I favor books on odd subjects or books that present new perceptual structures for common subjects. The Blue Ocean strategy book was filled with absolutely useless junk but I liked the Tipping Point and Blink! very much. [ Blue Ocean thought that "their" method of comparing value curves was unique. So I had to laugh very very very hard at their supposed "unique common" sense approach. Blue oceans and red oceans? Did the authors bother to read anything Michael Porter and Tom Peters have written since 1979? Did the authors bother to mention that competitiveness and markets don`t work, not even remotely, in the ways they describe? BARF. A dangerous, waste of time book. ] 22 Immutable Laws of Branding is excellent.
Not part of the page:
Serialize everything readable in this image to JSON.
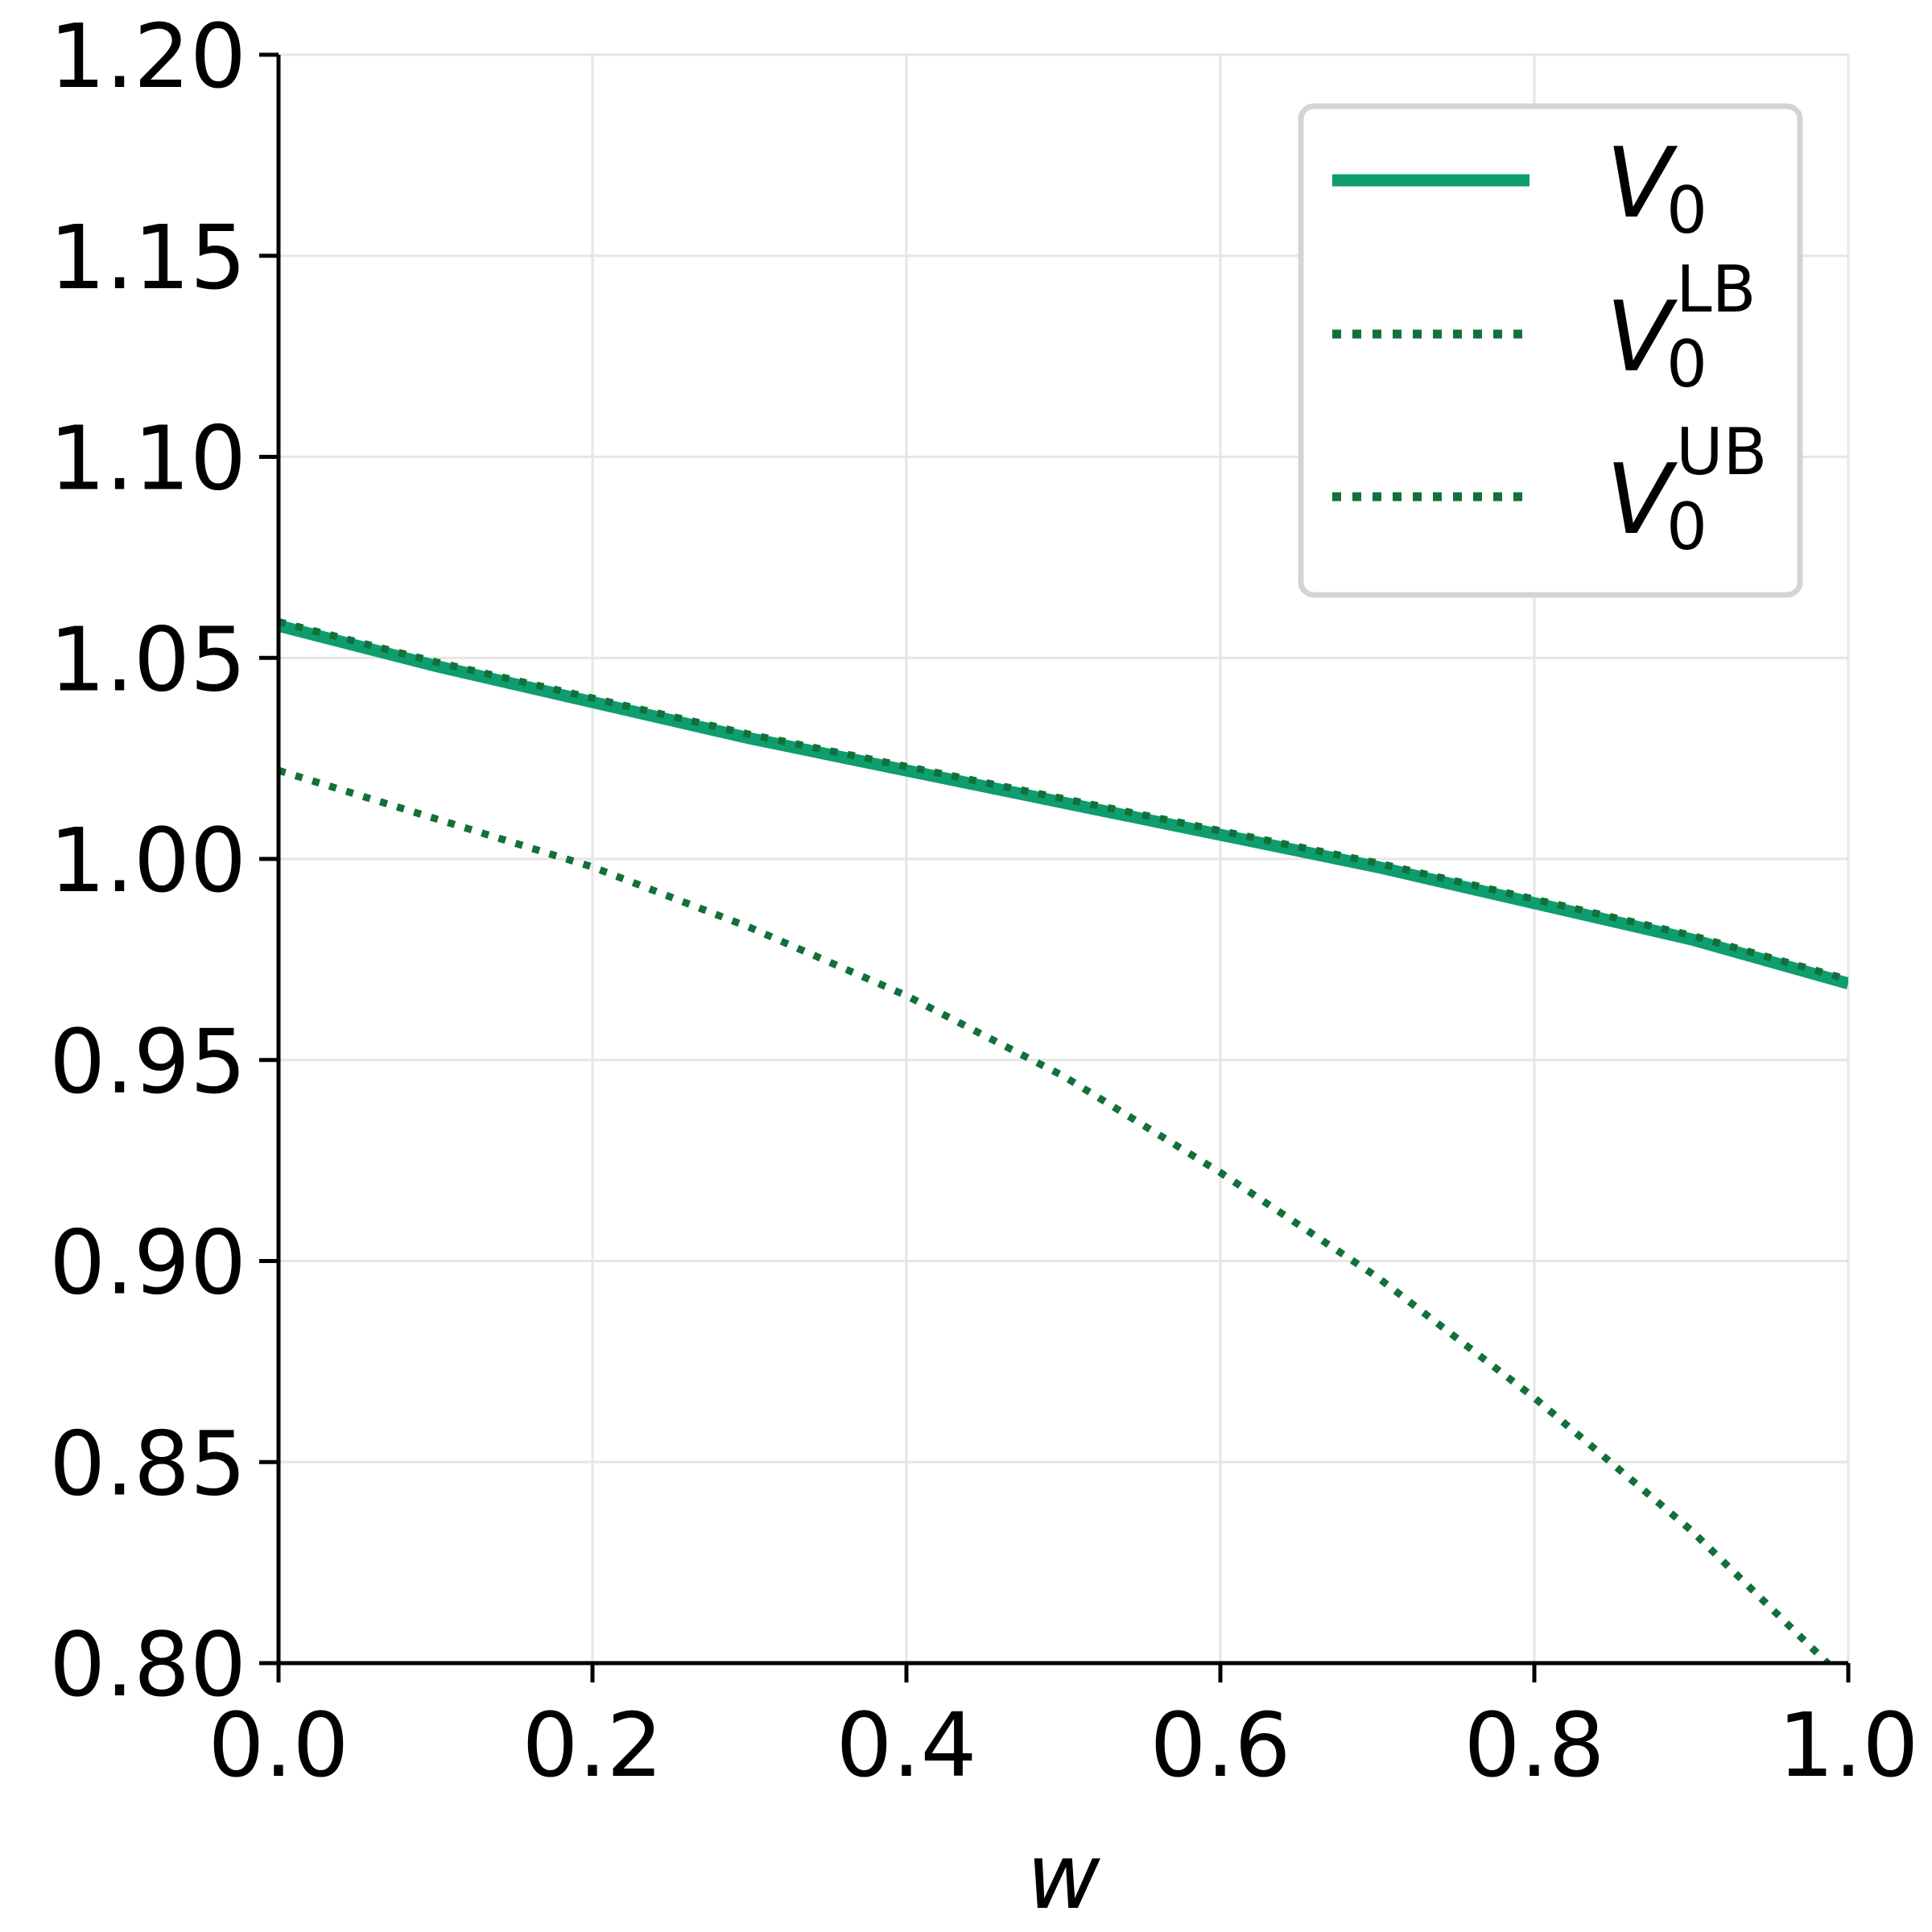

Business consultants write a lot of books about their ideas. Before you read any book by a business consultant, you should be required to read Dangerous Company. I don`t tend to like books by consultants unless they are extremely well credentialed. A lot of the business books are written by consultants who have ruined, or participated in the ruin of, great companies. Just a comment.
22 Immutable Laws = One of the best books on branding.
The problem with Blue Ocean Strategy is as follows.
1. Their "unique theory" rests of manipulating value curves, which are basically graphs of features. Think of a graphic equalizer on a stereo. The blue ocean authors think that creating your own blue ocean is as easy as pushing the knobs on a graphic equalizer until you have a unique value curve. Well, this is dangerous advice. Typically it`s very easy for a competitor to do the same thing. It just turns into a zero sum game. The fact of the matter is that you can operate profitably and gain share in a red ocean. Information supply was a red ocean owned by the newspapers ... until the Internet came along. And the Internet was the product of academic/government thinking, not business. There are lots external factors like this that make it very easy for someone to come along and invalidate your special value curve. A parameterized value curve *is* valuable but blue ocean spends no time talking about that.